Le séducteur de Nazareth… Parce que j’aimais la compagnie des femmes et qu’elles aimaient la mienne, nous discutions. Rien d’autre. Nous discutions. Les femmes parlent plus vrai, plus juste : elles ont la bouche près du cœur.
— Tu ne vas pas me faire croire que vous ne faites rien ensemble ? s’exclamait ma mère.
— Si. Nous parlons de la vie, de nos péchés.
— Oui, oui… Quand un homme parle à une femme de ses péchés, c’est généralement pour en rajouter un.
Alors il y eut Rébecca.
Le sourire de Rébecca fendit l’air et vint se ficher en moi. À quoi cela tenait-il ? Au noir bleuté de sa lourde natte ? À la blancheur du teint, tendre comme l’intérieur d’un pétale de liseron ? Aux yeux paisibles ? À sa démarche qui semblait regretter la danse ? L’évidence s’imposa : Rébecca était plus femme que toutes les femmes, elle les résumait toutes, c’était elle.

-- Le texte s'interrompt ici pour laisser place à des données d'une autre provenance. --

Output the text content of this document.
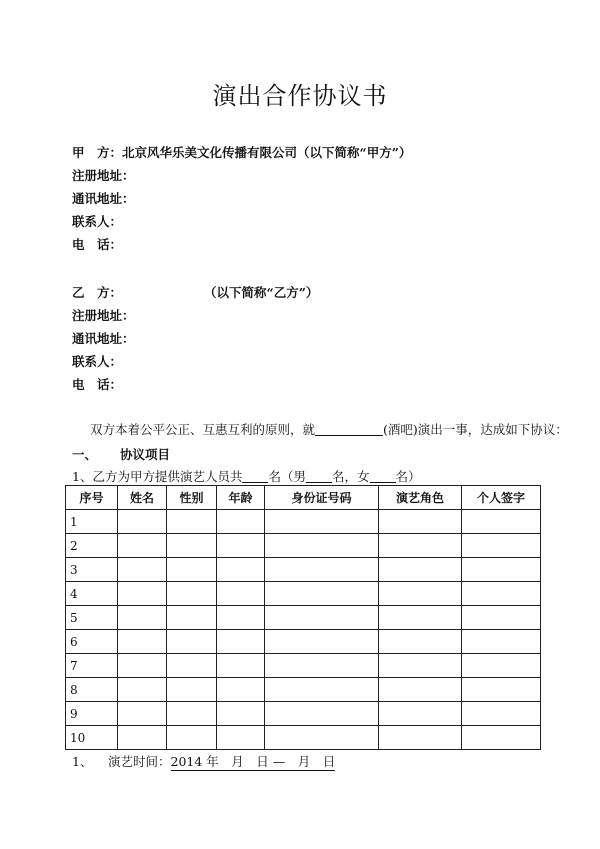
演出合作协议书
甲　方：北京风华乐美文化传播有限公司（以下简称“甲方”）
注册地址：
通讯地址：
联系人：
电　话：
乙　方：	（以下简称“乙方”）
注册地址：
通讯地址：
联系人：
电　话：
双方本着公平公正、互惠互利的原则，就	(酒吧)演出一事，达成如下协议：
一、 协议项目
1、乙方为甲方提供演艺人员共 名（男 名，女 名）
序号	姓名	性别	年龄	身份证号码	演艺角色	个人签字
1						
2						
3						
4						
5						
6						
7						
8						
9						
10						
1、 演艺时间：2014 年　月　日 —　月　日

Nos familles s’en rendirent vite compte et nous encouragèrent. Rébecca n’habitait pas Nazareth. Elle vivait à Naïn, dans une riche famille d’armuriers. Maman versa une larme de joie lorsqu’elle me vit consacrer mes économies à l’achat d’une broche en or : enfin son fils formulait les mêmes souhaits que tout le monde.
Un soir, pour faire ma demande, j’emmenai Rébecca dans une auberge au bord de l’eau. Là, dans la fraîcheur des tilleuls, les tables attendaient les amoureux.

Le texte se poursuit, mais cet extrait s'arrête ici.